Le Tribunal conclut que les défendeurs n’ont pas respecté les conditions applicables en semblable matière :
« [46] Comme suite à tout ce qui précède, le Tribunal estime que le procureur des défendeurs a fait montre d’un manque de diligence et de sérieux évidents. À plusieurs reprises, il n’a pas respecté les ententes sur le déroulement de l’instance qu’il avait pourtant signées, et ce, sans offrir de raison valable. Ainsi, à titre d’exemple, il n’a pas présenté sa requête pour rejet ni produit sa défense, comme prévu. Il a aussi fait fi de certaines règles de procédure de base. À titre d’exemple, sa requête pour être relevé du défaut n’était pas accompagnée d’un affidavit. Enfin, le procureur des défendeurs n’était pas présent lors de la présentation de l’ex-parte du 18 juin 2012. Le dossier n’a pas procédé parce que la mise en cause avait comparu au dossier.
[47] Qui plus est, le procureur des défendeurs n’a pas respecté l’exigence jurisprudentielle établie par la Cour d’appel dans l’arrêt O’Hara précité, à savoir la production immédiate («instanter») de la défense. Comment les défendeurs peuvent-ils justifier qu’ils ont une défense sérieuse à faire valoir, si elle n’est pas produite avec leur requête pour être relevé du défaut de plaider.

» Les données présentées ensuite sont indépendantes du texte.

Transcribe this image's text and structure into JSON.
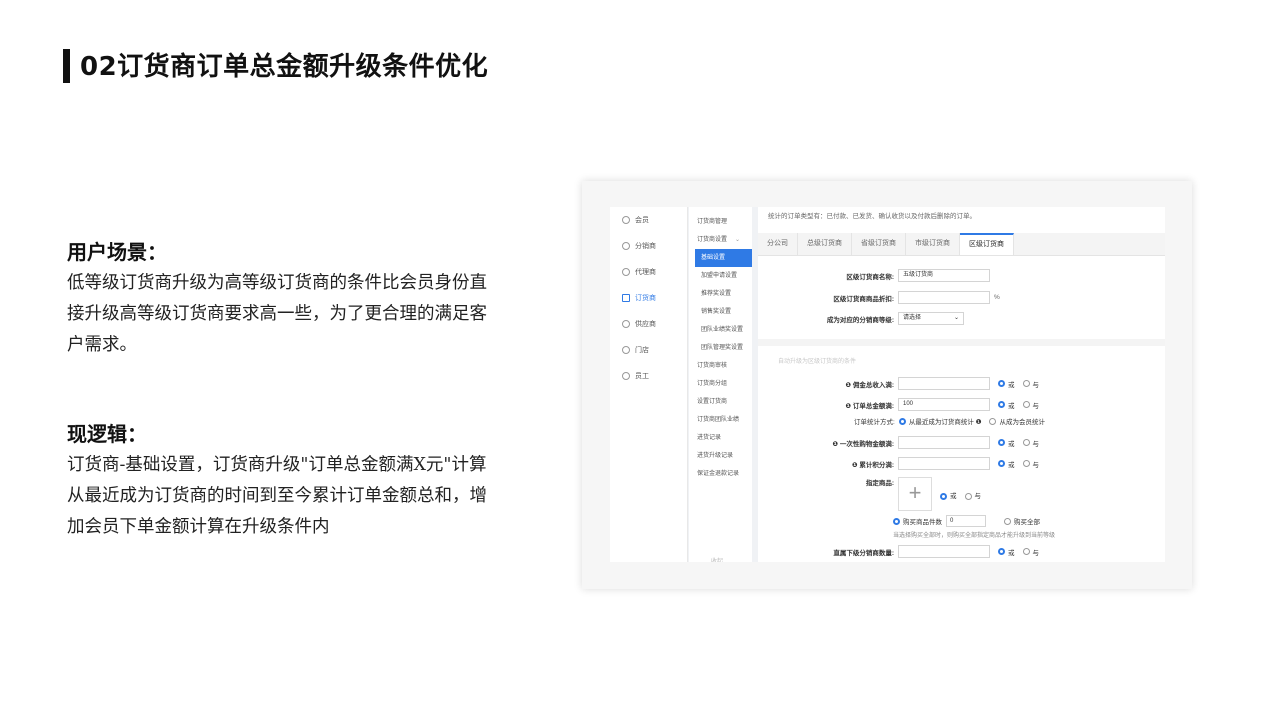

[48] Comme le souligne la Cour suprême, «il est vrai qu’une partie ne doit pas être privée de son droit par l’erreur de ses procureurs, lorsqu’il est possible de remédier aux conséquences de cette erreur sans injustice à l’égard de la partie adverse».
[49] Cependant, comme le mentionne la Cour d’appel dans l’arrêt Genest c. Labelle :
« Il doit y avoir un moment où le manque de diligence de l’avocat dans la conduite d’une action – et non seulement le manque de diligence de la partie elle-même – signifiera l’imposition d’une sanction, et même d’une sanction sévère, comme l’est le rejet de l’action… »

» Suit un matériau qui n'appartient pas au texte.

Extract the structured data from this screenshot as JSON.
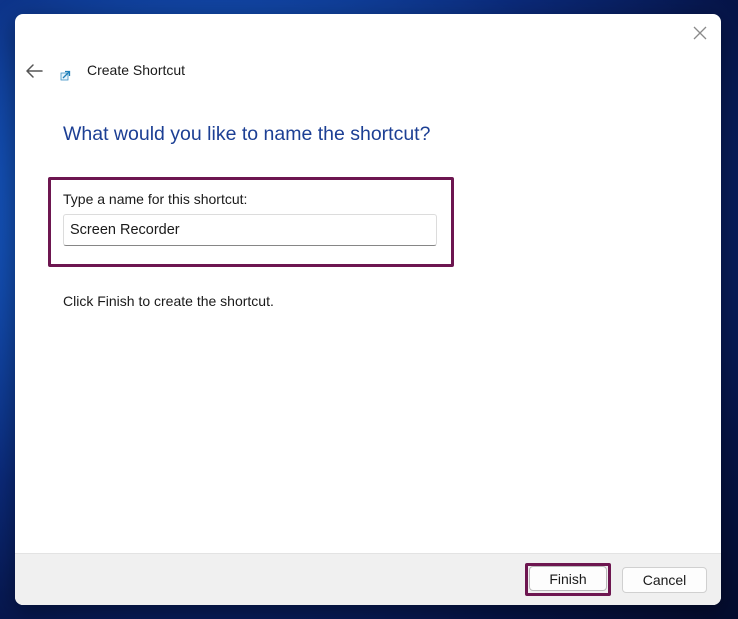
{
  "dialog": {
    "title": "Create Shortcut",
    "heading": "What would you like to name the shortcut?",
    "field_label": "Type a name for this shortcut:",
    "name_input_value": "Screen Recorder",
    "info_text": "Click Finish to create the shortcut.",
    "icons": {
      "close": "close-icon",
      "back": "arrow-left-icon",
      "app": "shortcut-icon"
    }
  },
  "footer": {
    "finish_label": "Finish",
    "cancel_label": "Cancel"
  },
  "colors": {
    "heading": "#1c3f94",
    "highlight": "#6d1650",
    "footer_bg": "#f0f0f0"
  }
}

[50] En l’espèce, le Tribunal est d’avis que la demanderesse a respecté les règles de procédure applicables et n’a pas à supporter le préjudice causé par les délais supplémentaires et coûts additionnels, résultant du manque de diligence et de sérieux de l’avocat des défendeurs.
[51] Dans les circonstances, le Tribunal estime que les défendeurs ne se sont pas déchargés de leur fardeau de faire la preuve des allégations de leur requête. En conséquence, nous ne sommes pas en présence d’une requête qui comporte une cause raisonnable justifiant le retard. »
Commentaires
Cette décision nous rappelle que l’erreur du procureur ne permet pas toujours à une partie d’être relevée du défaut de produire une procédure dans le délai fixé.
Le texte intégral de la décision se retrouve ici.
Pierre-Luc,
Le paragraphe 50 de la décision m'inspire une question. Crois-tu que la nécessité de produire la défense "instanter" pourrait être modulée si le défaut provient de délais encourus en raison de la conduite de la demanderesse, qui aurait elle-même retardé le déroulement du dossier selon le calendrier des échéances?
Ne pourrait-il pas alors s'agir simplement d'une question de modification de l'entente sur le déroulement de l'instance?
Le juge a souligné que la demanderesse a respecté les ententes sur le déroulement de l'instance et les règles de procédure. Si la demanderesse avait par exemple omis de transmettre certains engagements suite à l'interrogatoire préalable ou avait tardé à transmettre son expertise, le Tribunal aurait pu, selon moi, accorder un délai additionnel aux défendeurs pour produire leur défense et ainsi modifier l'entente sur le déroulement de l'instance. Dans un cas semblable, on peut se demander s'il ne serait pas préférable de transmettre un avis de gestion au lieu de procéder par requête pour être relevé du défaut.